Le 8 mars 2020, une autre assemblée générale présidée par Mme [Z] [R] a élu M. [I] [V] président de l'association.
Par acte d'huissier en date des 9 et 14 décembre 2021, l'association Aide a fait assigner M. [B] et M. [L] devant le tribunal judiciaire de Cayenne, aux fins de voir notamment annuler l'assemblée générale du 1er mars 2020 et obtenir l'expulsion de ceux-ci des locaux loués par l'association.
Par jugement contradictoire du 21 août 2023, le tribunal judiciaire de Cayenne a :
- déclaré recevable la présente action intentée par l'association AIDE,
- débouté la demande de M. [C] [T] [B] et M. [U] [L] en annulation de la résolution en date du 11 novembre 2019,
- annulé l'assemblée générale qui s'est tenue le 1er mars 2020 dans son intégralité,
- ordonné l'expulsion de M. [C] [T] [B] et de M. [U] [L] et de tout occupant de leur chef, des locaux situés [Adresse 1] à [Localité 13] avec si besoin le recours à la force publique,
- rejeté la demande aux fins d'expertise judiciaire formulée par M. [B] et M. [L],
- condamné M. [C] [T] [B] et M. [U] [L] à payer à l'association AIDE la somme de 28 160€ correspondant aux loyers payés pour les locaux situés [Adresse 1] à [Localité 12] (97) entre le mois de juin 2020 et février 2023,
- condamné M. [C] [T] [B] et M. [U] [L] à payer la somme mensuelle de 880€ par mois à compter du mois de février 2023 et ce jusqu'à parfaite libération des lieux,
- débouté l'association pour l'insertion, le développement et l'éducation (AIDE) de sa demande d'un montant de 50 000€ au titre du préjudice de jouissance,
- débouté l'association pour l'insertion, le développement et l'éducation (AIDE) de ses demandes indemnitaires correspondant aux frais de location du matériel de diffusion,
- débouté l'association pour l'insertion, le développement et l'éducation (AIDE) de sa demande au titre du préjudice d'image et de crédibilité,
- débouté l'association pour l'insertion, le développement et l'éducation (AIDE) de sa demande d'astreinte,
- condamné M. [C] [T] [B] et M. [U] [L] à verser à l'association pour l'insertion, le développement et l'éducation (AIDE) la somme de 3000€ au titre de l'article 700 du code de procédure civile,
- condamné M. [B] et M. [L] aux entiers dépens, dont distraction au profit de Maître Julie Page,
- ordonné l'exécution provisoire.
Par déclaration en date du 15 septembre 2023, M. [C] [T] [B] et M. [U] [L] ont relevé appel des chefs de ce jugement, hormis ceux ayant débouté l'association AIDE de ses demandes.
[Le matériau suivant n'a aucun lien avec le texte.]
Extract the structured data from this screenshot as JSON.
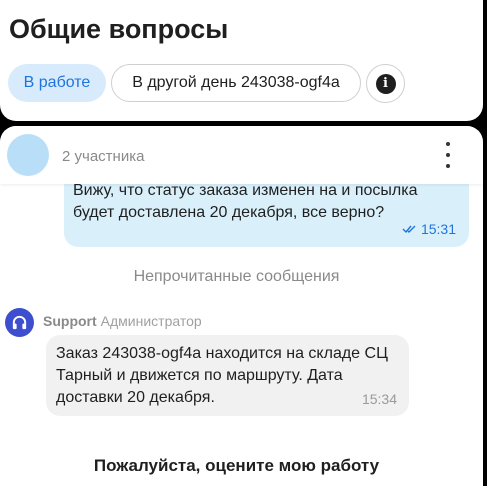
{
  "header": {
    "title": "Общие вопросы",
    "status_label": "В работе",
    "order_label": "В другой день 243038-ogf4a",
    "info_icon": "info-icon"
  },
  "chat": {
    "participants": "2 участника",
    "menu_icon": "more-vertical-icon",
    "outgoing": {
      "text": "Вижу, что статус заказа изменен на и посылка будет доставлена 20 декабря, все верно?",
      "time": "15:31",
      "read_icon": "double-check-icon"
    },
    "unread_divider": "Непрочитанные сообщения",
    "incoming": {
      "sender": "Support",
      "role": "Администратор",
      "avatar_icon": "headphones-icon",
      "text": "Заказ 243038-ogf4a находится на складе СЦ Тарный и движется по маршруту. Дата доставки 20 декабря.",
      "time": "15:34"
    },
    "rate_prompt": "Пожалуйста, оцените мою работу"
  },
  "colors": {
    "accent": "#1f74dc",
    "status_chip_bg": "#d7ebfd",
    "outgoing_bubble": "#d9f0fb",
    "incoming_bubble": "#f1f1f1",
    "support_avatar": "#3d4fcf"
  }
}
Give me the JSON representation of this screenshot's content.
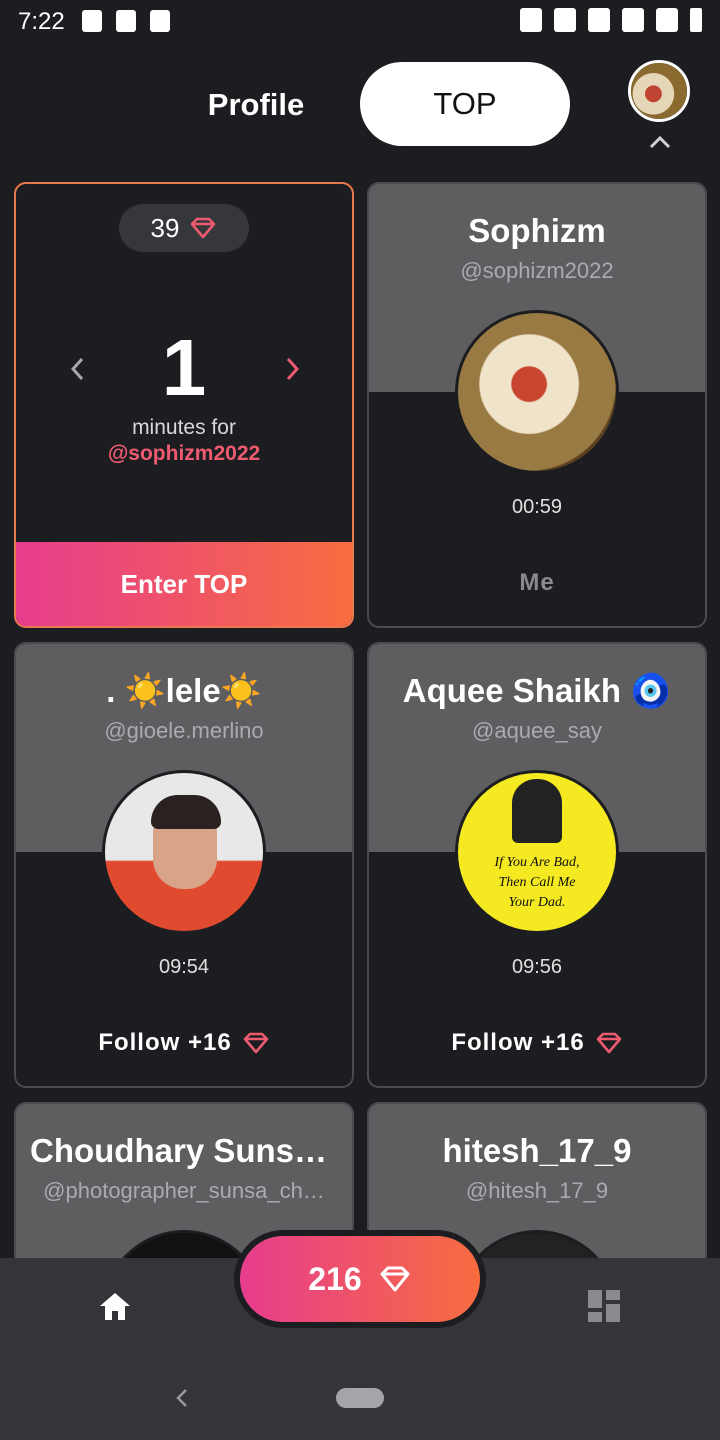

Par avis en date du 26 septembre 2023, l'affaire a a fait l'objet d'un renvoi devant le conseiller de la mise en état de la chambre civile de la cour d'appel.
La déclaration d'appel a été signifiée à l'association AIDE le 25 octobre 2023.
L'association AIDE a constitué avocat le 5 décembre 2023.
M. [C] [T] [B] et M. [U] [L] ont déposé leurs premières conclusions d'appelants le 13 décembre 2023. L'association AIDE a déposé ses premières conclusions d'intimée le 7 février 2014.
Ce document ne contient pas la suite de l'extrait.